328.Odd Even Linked List

Tags: [linked_list], [list], [prev_curr_pointers]

Link: https://leetcode.com/problems/odd-even-linked-list/\#/description

Given a singly linked list, group all odd nodes together followed by the even nodes. Please note here we are talking about the node number and not the value in the nodes.

You should try to do it in place. The program should run in O(1) space complexity and O(nodes) time complexity.

Example:
Given1->2->3->4->5->NULL,
return1->3->5->2->4->NULL.

Note:
The relative order inside both the even and odd groups should remain as it was in the input.
The first node is considered odd, the second node even and so on ...

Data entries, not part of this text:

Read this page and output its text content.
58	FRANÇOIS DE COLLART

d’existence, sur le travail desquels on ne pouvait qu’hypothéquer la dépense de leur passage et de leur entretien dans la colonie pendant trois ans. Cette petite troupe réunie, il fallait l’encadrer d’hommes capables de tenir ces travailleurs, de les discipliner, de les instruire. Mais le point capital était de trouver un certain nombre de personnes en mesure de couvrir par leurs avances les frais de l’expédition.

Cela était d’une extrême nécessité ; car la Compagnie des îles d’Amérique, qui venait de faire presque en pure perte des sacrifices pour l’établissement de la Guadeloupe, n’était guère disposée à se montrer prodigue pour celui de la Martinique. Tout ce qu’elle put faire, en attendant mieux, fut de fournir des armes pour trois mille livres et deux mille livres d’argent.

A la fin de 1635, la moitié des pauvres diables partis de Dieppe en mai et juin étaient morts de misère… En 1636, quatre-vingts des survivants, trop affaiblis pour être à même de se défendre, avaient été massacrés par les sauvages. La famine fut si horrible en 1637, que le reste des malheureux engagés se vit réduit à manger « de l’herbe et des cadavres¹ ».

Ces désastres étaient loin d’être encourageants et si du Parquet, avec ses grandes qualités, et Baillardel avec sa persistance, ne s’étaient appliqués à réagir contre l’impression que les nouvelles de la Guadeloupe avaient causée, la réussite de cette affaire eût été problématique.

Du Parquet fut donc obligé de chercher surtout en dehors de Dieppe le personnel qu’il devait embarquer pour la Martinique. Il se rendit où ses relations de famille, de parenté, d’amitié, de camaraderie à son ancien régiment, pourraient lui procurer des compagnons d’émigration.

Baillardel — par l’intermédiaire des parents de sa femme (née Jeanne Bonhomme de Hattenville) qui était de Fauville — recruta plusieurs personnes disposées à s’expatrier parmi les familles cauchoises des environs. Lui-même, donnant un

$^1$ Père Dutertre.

Solution: prev curr pointer

# Definition for singly-linked list.
# class ListNode(object):
#     def __init__(self, x):
#         self.val = x
#         self.next = None

class Solution(object):
    def oddEvenList(self, head):
        """
        :type head: ListNode
        :rtype: ListNode
        """
        if not head or not head.next:
            return head

        even_list_fake_head = ListNode(-1)
        even_list_curr = even_list_fake_head

        prev = None
        curr = head
        counter = 1

        while curr is not None:
            if counter % 2 == 1:
                prev = curr
                curr = curr.next
            else:
                prev.next = curr.next
                even_list_curr.next = curr
                even_list_curr = even_list_curr.next
                curr = curr.next
                even_list_curr.next = None

            counter += 1

        prev.next = even_list_fake_head.next
        return head

Revelation:

• The reason we must do "curr = curr.next" before the "even_list_curr.next = None" is that we should first use the bridge curr -> curr.next to update the curr for next iteration, then we can cut this bridge.

Note:

• Time complexity = O(n), n is the number of nodes in the given list.
• Space complexity = O(1).